“Silver Linings Playbook” soundtrack, various acts (Sony)
The movie “Silver Linings Playbook” has sustained momentum through the holidays, and the comedy/drama is one of the buzz films for this winter’s awards season. The David O. Russell-directed flick stars Bradley Cooper as a former teacher with anger-management problems and fresh from a mental institution, Robert De Niro as his OCD father and Jennifer Lawrence as a young widow with anger issues of her own.
Music is often key to the story — from Stevie Wonder’s “My Cherie Amour,” which triggers Cooper’s character’s rage, to the medley of songs that serve as a backdrop for a climactic dancing competition. But unfortunately, “Silver Linings Playbook” doesn’t have a fraction of the continuity or allure of the movie.
Instead, it’s a typical soundtrack hodgepodge, underscored by the fact there are two instrumental songs each from the Dave Brubeck Quartet (the hand-clapping romp “Unsquare Dance” and a spin on “Maria” from “West Side Story”) and movie-score wunderkind Danny Elfman (the scattershot “Silver Lining Titles” and the rote “Walking Home,” which represents that obligatory dark moment in seemingly every comedy and romance when the characters have had a misunderstanding and one or more of them is seen strolling reflectively down a street).
In addition to “My Cherie Amour,” there are disparate oldies ranging from the Polynesian-flavored “The Moon of Manakoora” by Les Paul and Mary Ford, to the soul-jam “Hey Big Brother” by Rare Earth, to the sober Bob Dylan/Johnny Cash duet “Girl From the North Country.”
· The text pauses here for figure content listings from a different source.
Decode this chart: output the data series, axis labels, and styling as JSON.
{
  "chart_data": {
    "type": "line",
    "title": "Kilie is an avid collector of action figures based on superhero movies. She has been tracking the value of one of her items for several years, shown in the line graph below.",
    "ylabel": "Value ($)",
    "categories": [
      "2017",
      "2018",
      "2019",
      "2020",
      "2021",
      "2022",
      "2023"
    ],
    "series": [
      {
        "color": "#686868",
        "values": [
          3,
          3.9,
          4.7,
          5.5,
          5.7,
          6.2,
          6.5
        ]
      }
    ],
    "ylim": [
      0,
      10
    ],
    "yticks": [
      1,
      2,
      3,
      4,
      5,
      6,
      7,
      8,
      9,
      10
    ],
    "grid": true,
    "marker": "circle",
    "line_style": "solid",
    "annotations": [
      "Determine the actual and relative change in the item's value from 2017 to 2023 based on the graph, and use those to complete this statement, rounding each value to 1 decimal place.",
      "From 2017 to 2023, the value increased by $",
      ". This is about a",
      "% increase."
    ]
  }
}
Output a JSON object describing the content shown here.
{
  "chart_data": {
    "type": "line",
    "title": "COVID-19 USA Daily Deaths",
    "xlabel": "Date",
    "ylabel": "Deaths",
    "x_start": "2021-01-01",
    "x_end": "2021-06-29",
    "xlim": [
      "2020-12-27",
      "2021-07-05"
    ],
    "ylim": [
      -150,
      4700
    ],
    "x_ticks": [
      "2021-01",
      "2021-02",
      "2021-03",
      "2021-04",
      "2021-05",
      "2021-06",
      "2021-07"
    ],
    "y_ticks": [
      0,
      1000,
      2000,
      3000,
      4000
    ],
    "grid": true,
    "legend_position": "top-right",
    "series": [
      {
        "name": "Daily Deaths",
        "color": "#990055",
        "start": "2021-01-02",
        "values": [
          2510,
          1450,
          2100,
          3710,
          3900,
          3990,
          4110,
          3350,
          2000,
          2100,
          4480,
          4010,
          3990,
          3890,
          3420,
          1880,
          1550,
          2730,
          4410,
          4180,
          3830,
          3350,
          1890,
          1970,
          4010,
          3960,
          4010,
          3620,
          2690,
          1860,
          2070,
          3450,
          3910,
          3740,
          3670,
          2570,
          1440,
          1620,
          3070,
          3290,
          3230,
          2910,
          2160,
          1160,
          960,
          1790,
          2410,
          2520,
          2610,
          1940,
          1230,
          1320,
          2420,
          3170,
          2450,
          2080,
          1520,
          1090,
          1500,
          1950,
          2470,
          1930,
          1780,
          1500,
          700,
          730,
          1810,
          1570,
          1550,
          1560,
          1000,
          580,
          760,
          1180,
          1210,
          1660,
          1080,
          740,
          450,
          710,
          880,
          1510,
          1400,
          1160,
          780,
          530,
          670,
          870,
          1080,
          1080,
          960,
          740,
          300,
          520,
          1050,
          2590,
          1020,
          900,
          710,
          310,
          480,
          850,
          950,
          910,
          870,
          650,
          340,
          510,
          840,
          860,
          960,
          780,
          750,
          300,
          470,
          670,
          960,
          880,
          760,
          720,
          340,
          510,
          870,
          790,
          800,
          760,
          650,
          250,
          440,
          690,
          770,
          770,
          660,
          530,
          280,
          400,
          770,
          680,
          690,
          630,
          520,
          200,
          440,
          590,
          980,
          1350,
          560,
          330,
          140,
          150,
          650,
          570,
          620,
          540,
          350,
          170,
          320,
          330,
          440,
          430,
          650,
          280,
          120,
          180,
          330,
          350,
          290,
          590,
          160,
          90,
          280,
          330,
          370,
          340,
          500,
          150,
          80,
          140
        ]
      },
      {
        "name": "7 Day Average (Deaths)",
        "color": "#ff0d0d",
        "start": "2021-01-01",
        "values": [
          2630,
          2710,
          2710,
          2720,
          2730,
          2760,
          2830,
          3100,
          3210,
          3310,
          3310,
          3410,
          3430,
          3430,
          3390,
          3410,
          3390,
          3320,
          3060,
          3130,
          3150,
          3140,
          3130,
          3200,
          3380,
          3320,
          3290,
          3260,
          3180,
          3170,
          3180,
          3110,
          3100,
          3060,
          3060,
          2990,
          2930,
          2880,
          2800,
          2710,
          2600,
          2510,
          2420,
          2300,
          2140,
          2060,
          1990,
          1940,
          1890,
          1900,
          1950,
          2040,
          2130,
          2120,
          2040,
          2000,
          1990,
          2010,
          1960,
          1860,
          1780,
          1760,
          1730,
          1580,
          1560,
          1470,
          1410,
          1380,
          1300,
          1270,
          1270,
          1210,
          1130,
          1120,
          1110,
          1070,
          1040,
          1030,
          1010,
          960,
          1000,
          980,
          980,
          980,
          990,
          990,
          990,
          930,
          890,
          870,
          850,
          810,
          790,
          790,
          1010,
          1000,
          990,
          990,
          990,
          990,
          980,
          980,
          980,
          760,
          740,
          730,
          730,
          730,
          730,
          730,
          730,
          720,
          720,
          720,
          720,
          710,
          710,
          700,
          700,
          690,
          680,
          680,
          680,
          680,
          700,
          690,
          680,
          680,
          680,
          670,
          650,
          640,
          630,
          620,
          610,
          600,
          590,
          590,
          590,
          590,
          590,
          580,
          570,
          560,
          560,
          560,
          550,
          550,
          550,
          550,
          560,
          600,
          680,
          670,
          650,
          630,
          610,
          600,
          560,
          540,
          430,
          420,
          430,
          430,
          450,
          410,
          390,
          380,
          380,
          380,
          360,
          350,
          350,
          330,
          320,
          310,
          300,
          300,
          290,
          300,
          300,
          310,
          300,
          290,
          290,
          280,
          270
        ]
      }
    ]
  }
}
New songs are likewise far-flung: limber, rootsy rock from Alabama Shakes (“Always Alright”), a trippy excursion from Alt-J featuring Mountain Man (“Buffalo”), a blurry, anonymous slice of rawness from Eagles of Death Metal (“Now I’m a Fool”), the serpentine-cool jazz of “Goodnight Moon” by Ambrosia Parsley & The Elegant Too, and a pointless and dull remake of “Monster Mash” by CrabCorps. Then there’s the Dianne Warren-penned power-pop/modern R&B Jessie J track “Silver Lining,” which could serve as the film’s mainstream signature hit.
Stitched together, these songs are a composite mess, much like the relationships in the film.